The Board of Inquiry’s work is separate from investigations by the Singapore Police Force, which has resulted in five SCDF personnel being charged in court in July.

Another eight SCDF officers who were also present during the ragging incident are being investigated, it was reported earlier. 

Mr Shanmugam said on Thursday: “Cpl Kok’s death was a most tragic loss, both for his family and SCDF. Our thoughts continue to be with his family, and we will support and assist them in any way we can.”

Cpl Kok’s aunt, Madam Helen Kok, 55, said the SCDF should have implemented these anti-ragging measures early on, and not wait until a life was lost. 

She said her brother, Cpl Kok’s father, cried after reading the report of the findings, which was shared with the family.

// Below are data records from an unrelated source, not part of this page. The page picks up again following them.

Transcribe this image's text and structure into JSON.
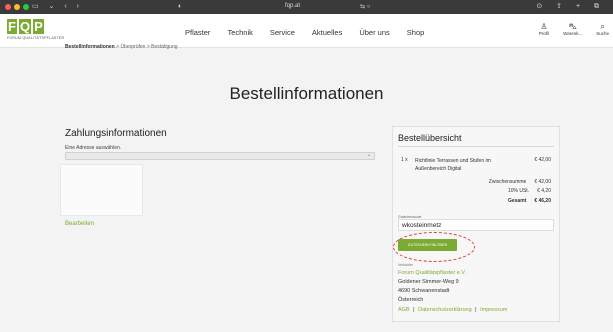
{
  "browser": {
    "url": "fqp.at",
    "left_controls": "▭ ⌄ ‹ ›",
    "tab_icon": "◐",
    "center_icon": "⇆ ○",
    "right_icons": "⊙ ⇪ + ⧉"
  },
  "header": {
    "logo_letters": [
      "F",
      "Q",
      "P"
    ],
    "logo_sub": "FORUM QUALITÄTSPFLASTER",
    "nav": [
      "Pflaster",
      "Technik",
      "Service",
      "Aktuelles",
      "Über uns",
      "Shop"
    ],
    "icons": [
      {
        "name": "profile-icon",
        "glyph": "♙",
        "label": "Profil"
      },
      {
        "name": "cart-icon",
        "glyph": "⛍",
        "label": "Warenk..."
      },
      {
        "name": "search-icon",
        "glyph": "⌕",
        "label": "Suche"
      }
    ]
  },
  "breadcrumb": {
    "current": "Bestellinformationen",
    "sep": ">",
    "step2": "Überprüfen",
    "step3": "Bestätigung"
  },
  "page_title": "Bestellinformationen",
  "payment": {
    "title": "Zahlungsinformationen",
    "address_label": "Eine Adresse auswählen.",
    "select_value": "",
    "edit_link": "Bearbeiten"
  },
  "summary": {
    "title": "Bestellübersicht",
    "item_qty": "1 x",
    "item_name": "Richtlinie Terrassen und Stufen im Außenbereich Digital",
    "item_price": "€ 42,00",
    "subtotal_label": "Zwischensumme",
    "subtotal_value": "€ 42,00",
    "tax_label": "10% USt.",
    "tax_value": "€ 4,20",
    "total_label": "Gesamt",
    "total_value": "€ 46,20",
    "voucher_label": "Gutscheincode",
    "voucher_value": "wkosteinmetz",
    "voucher_button": "GUTSCHEIN EINLÖSEN",
    "seller_label": "Verkäufer",
    "seller_name": "Forum Qualitätspflaster e.V.",
    "seller_street": "Goldener Simmer-Weg 9",
    "seller_city": "4690 Schwanenstadt",
    "seller_country": "Österreich",
    "link_agb": "AGB",
    "link_privacy": "Datenschutzerklärung",
    "link_imprint": "Impressum",
    "link_sep": "|"
  },
  "colors": {
    "brand_green": "#7cab34",
    "highlight_red": "#d9413a"
  }
}
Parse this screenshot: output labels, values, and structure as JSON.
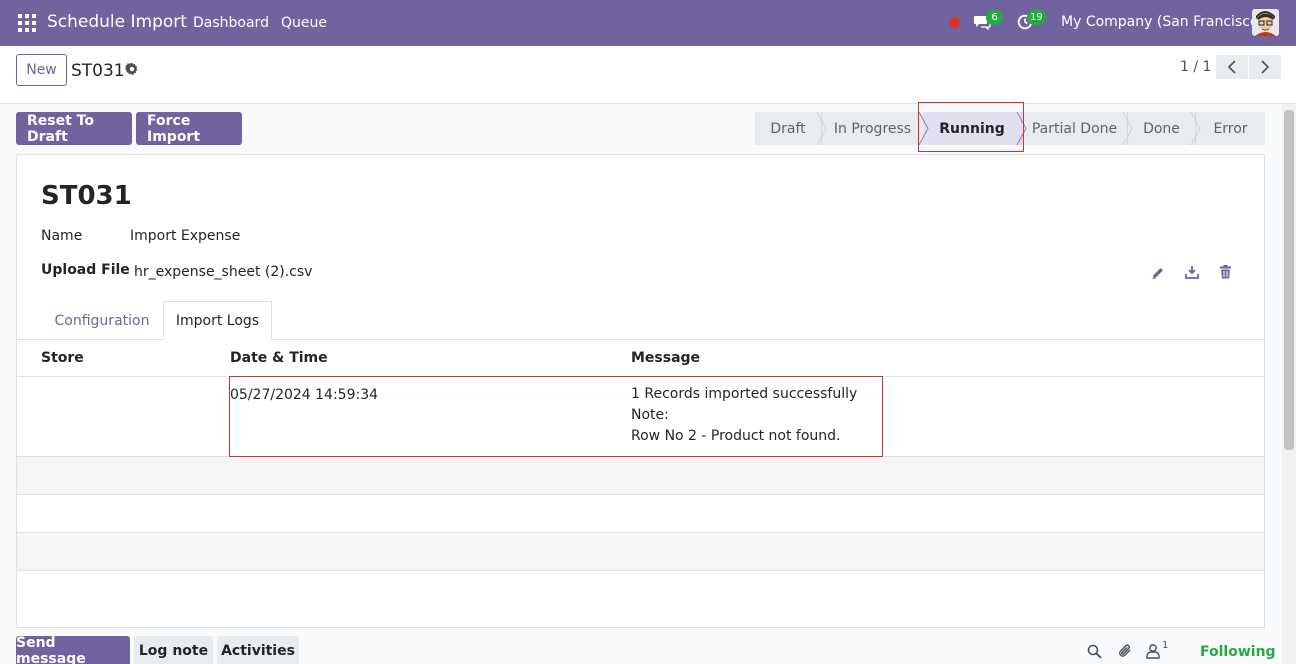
{
  "navbar": {
    "app_title": "Schedule Import",
    "menu": [
      "Dashboard",
      "Queue"
    ],
    "messages_count": "6",
    "activities_count": "19",
    "company": "My Company (San Francisco)",
    "color": "#71639e"
  },
  "control_panel": {
    "new_label": "New",
    "record_name": "ST031",
    "pager": "1 / 1"
  },
  "actions": {
    "reset_to_draft": "Reset To Draft",
    "force_import": "Force Import"
  },
  "statusbar": {
    "stages": [
      "Draft",
      "In Progress",
      "Running",
      "Partial Done",
      "Done",
      "Error"
    ],
    "active": "Running"
  },
  "form": {
    "title": "ST031",
    "name_label": "Name",
    "name_value": "Import Expense",
    "upload_label": "Upload File",
    "upload_value": "hr_expense_sheet (2).csv"
  },
  "tabs": [
    "Configuration",
    "Import Logs"
  ],
  "active_tab": "Import Logs",
  "logs_table": {
    "columns": [
      "Store",
      "Date & Time",
      "Message"
    ],
    "rows": [
      {
        "store": "",
        "datetime": "05/27/2024 14:59:34",
        "message": [
          "1 Records imported successfully",
          "Note:",
          "Row No 2  - Product not found."
        ]
      }
    ]
  },
  "chatter": {
    "send_message": "Send message",
    "log_note": "Log note",
    "activities": "Activities",
    "followers_count": "1",
    "following": "Following"
  }
}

For them, questions still remain. Madam Kok, a nurse, asked: “Safety is so important. How did they get approval to access the pump well that night?”

Mr Tan Jin Thong, a former SCDF deputy commissioner who retired in 1999, thinks that the move to decommission all pump wells at fire stations is “a bit of an over-reaction”.

Mr Tan, 79, said there are fire stations located across the island, and having to send all the fire engines to the CDA is inefficient. For safety, pump wells at stations can be made wider and shallower, he suggested. 

“This case is not about somebody slipping and falling in. It’s about someone being mischievous and pushing another person in. That kind of thing should be stopped - educate and monitor the servicemen and have more safety protocols,” he told The Straits Times.